Basho, the company behind the Riak key value store, today announced that the enterprise edition of Riak will now offer cross-data-center replication capabilities.
These new capabilities build on the existing Riak Cloud Storage product. This enterprise product wraps additional capabilities around Riak, allowing it to be used through an API modeled after Amazon’s S3 storage service. Riak Cloud Storage is also multi-tenant, and can store objects by splitting them into smaller chunks and replicating those pieces across the database cluster.
Riak is designed to function with multiple nodes right from the start. Typically, a starter Riak cluster consists of at least five nodes. All data on those nodes is replicated at least three times, though this can be configured. Because of Riak’s architecture and use of multiple nodes, a Riak cluster is always available for reads and writes, with no locking or blocking taking place.
But because Riak is a cluster-based database, replication across locations can be tricky. That’s why Basho today added cross-site replication for entire clusters.
Andy Gross, chief architect of Basho, said, “Large enterprise wants to consolidate storage. We have telcos that want to use Riak as the basis of a public cloud storage system. We can make it act as an S3 lookalike. For the enterprise customers, a big global company can have data close to different continents, and for large service providers, they can use the multi-service capabilities of Riak to build regional zones.”
Not just another NoSQL
While the NoSQL market is still on fire, there are distinct lines that have formed along the database providers. Some, such as Couchbase and MongoDB, are gaining steam from developers while encountering difficulties on the IT side of the fence. Others, like Cassandra and Riak, are being brought in from the IT side, and it’s the developers who have to adjust.
Shanley Kane, director of product management at Basho, said that developers coming to Riak are generally struggling with the shift in concept that comes from moving from a relational database to a key-value store. “It depends on how your application is modeled and structured,” she said. “The biggest barrier to entry is to get people to think purely about keys and values. An application does well when you can model your data with a unique key attached to a value, which seems easy on the surface, but when you have people used to relational data models, it can be a challenge.”
Gross added that, while Riak is a pure key-value store, it also offers some features to make development easier. “One of them is search. You can make a Riak cluster look like an Apache Foundation Solr cluster from the client point of view,” he said. “You can write map/reduce jobs in Erlang or JavaScript, and run a distributed query across that.
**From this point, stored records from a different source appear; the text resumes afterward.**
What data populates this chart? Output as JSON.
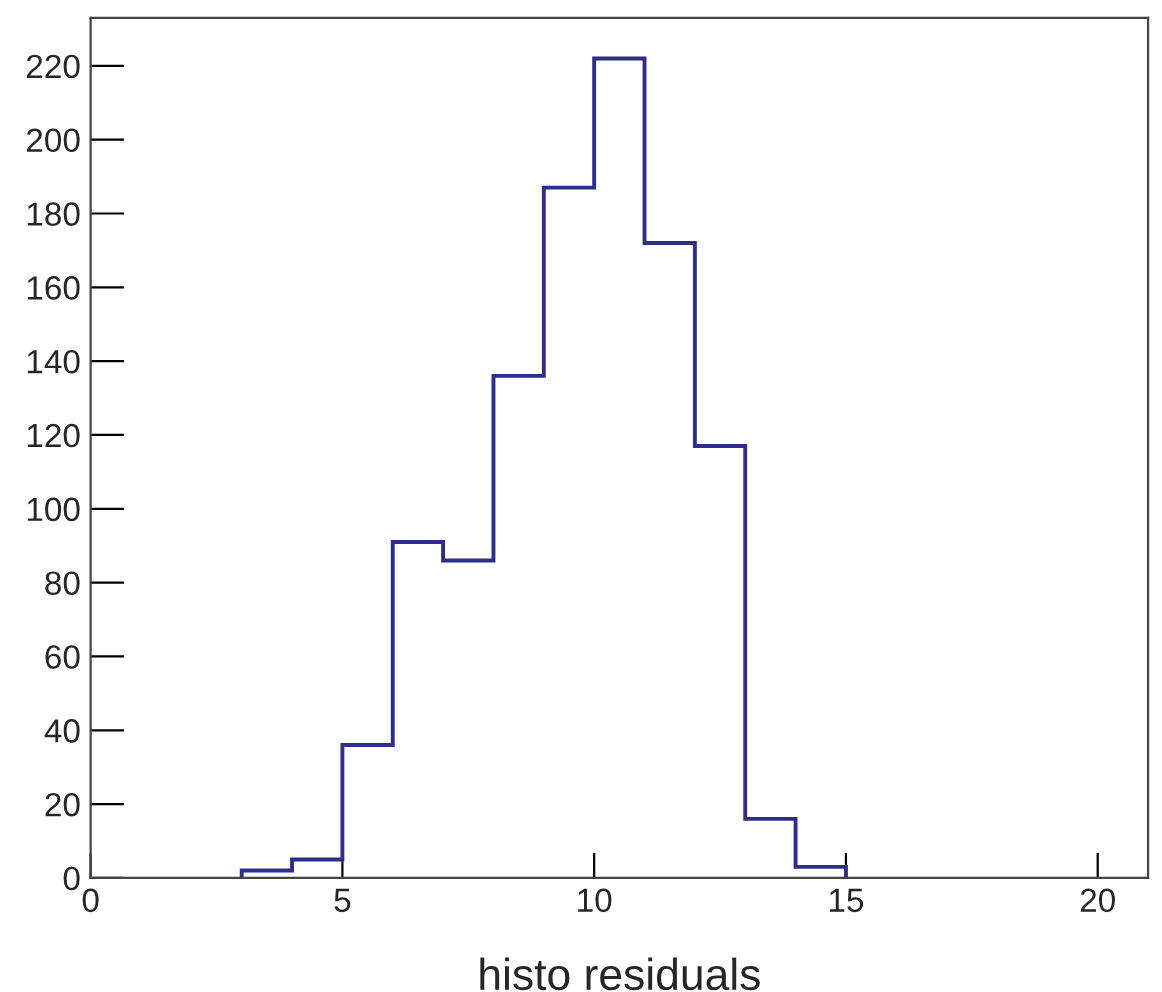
{
  "chart_data": {
    "type": "histogram",
    "xlabel": "histo residuals",
    "bins": [
      3,
      4,
      5,
      6,
      7,
      8,
      9,
      10,
      11,
      12,
      13,
      14,
      15
    ],
    "values": [
      2,
      5,
      36,
      91,
      86,
      136,
      187,
      222,
      172,
      117,
      16,
      3
    ],
    "color": "#2e2e8a",
    "xlim": [
      0,
      21
    ],
    "ylim": [
      0,
      233
    ],
    "xticks": [
      0,
      5,
      10,
      15,
      20
    ],
    "yticks": [
      0,
      20,
      40,
      60,
      80,
      100,
      120,
      140,
      160,
      180,
      200,
      220
    ],
    "grid": false
  }
}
We also have secondary indexes, which allow you to tag objects with secondary keys to look up later.”
But there is one area that does cause trouble for developers: test environments. Because Riak is designed to work with at least three nodes (and preferably at least five nodes), it’s tough to fire up a test cluster on a local workstation. Developers who do fire up one instance of Riak will be disappointed to see that it’s not any faster than a single instance of MySQL. But to fire up a single instance of Riak is to miss the point entirely.
Erlang is in there because Riak is written in it. That’s one of its strong points, said Gross. And because of these technological underpinnings, Kane said that Basho has been an enterprise company for some time now. The deals Basho is closing are too expensive for startups, but she added that telcos and large businesses have been eager to embrace Riak as a solution to their high-speed data-hosting woes.
Of course, no discussion of NoSQL can be complete without a comparison to the two leaders in the space, Apache Cassandra and MongoDB. The comparison to Cassandra is a similar one, as it is heavily focused on larger enterprise installations. One differentiator, said Gross, is that a Riak cluster can be expanded a single node at a time, while best practices for Cassandra dictate a doubling of size in each expansion.
The comparison to MongoDB, however, is one that Kane was excited to make. She said the developers who go to Riak tend to have already used MongoDB. “Usually by the time they reach us, they’ve already failed with MongoDB,” she said.
“From an architectural standpoint, MongoDB uses replica sets as their mode of replication. It’s just the same word for master/slave. For read-and-write scale, they don’t solve that problem. They say they do automatic charting in practice, but the operational complexity of scaling MongoDB tends to be as complex if not more complex than MySQL.”
These sentiments would seem to be upheld by the development community, which has been blogging extensively about scaling problems with MongoDB for some time. However, 10gen has long insisted that MongoDB scales, and the mainline business exists in helping to scale MongoDB.
Ivan Voras, for example, took the time to port MongoDB to FreeBSD 8. He was turned off, as he wrote in his blog, by MongoDB’s default use of lazy writes, which can cause data to be lost if a server goes sideways.
And earlier this year, mobile startup Kiip posted a blog about its year with Mongo. Of its complaints, the global write-lock was cited as the chief problem.
Basho has taken a different approach, said Gross. With Riak existing as an open-source project on its own, Basho has constructed enterprise additions for the key value store, such as security and governance tooling. The actual scaling of the key-value store is trivial, he said, as the database was initially designed for ease of administration.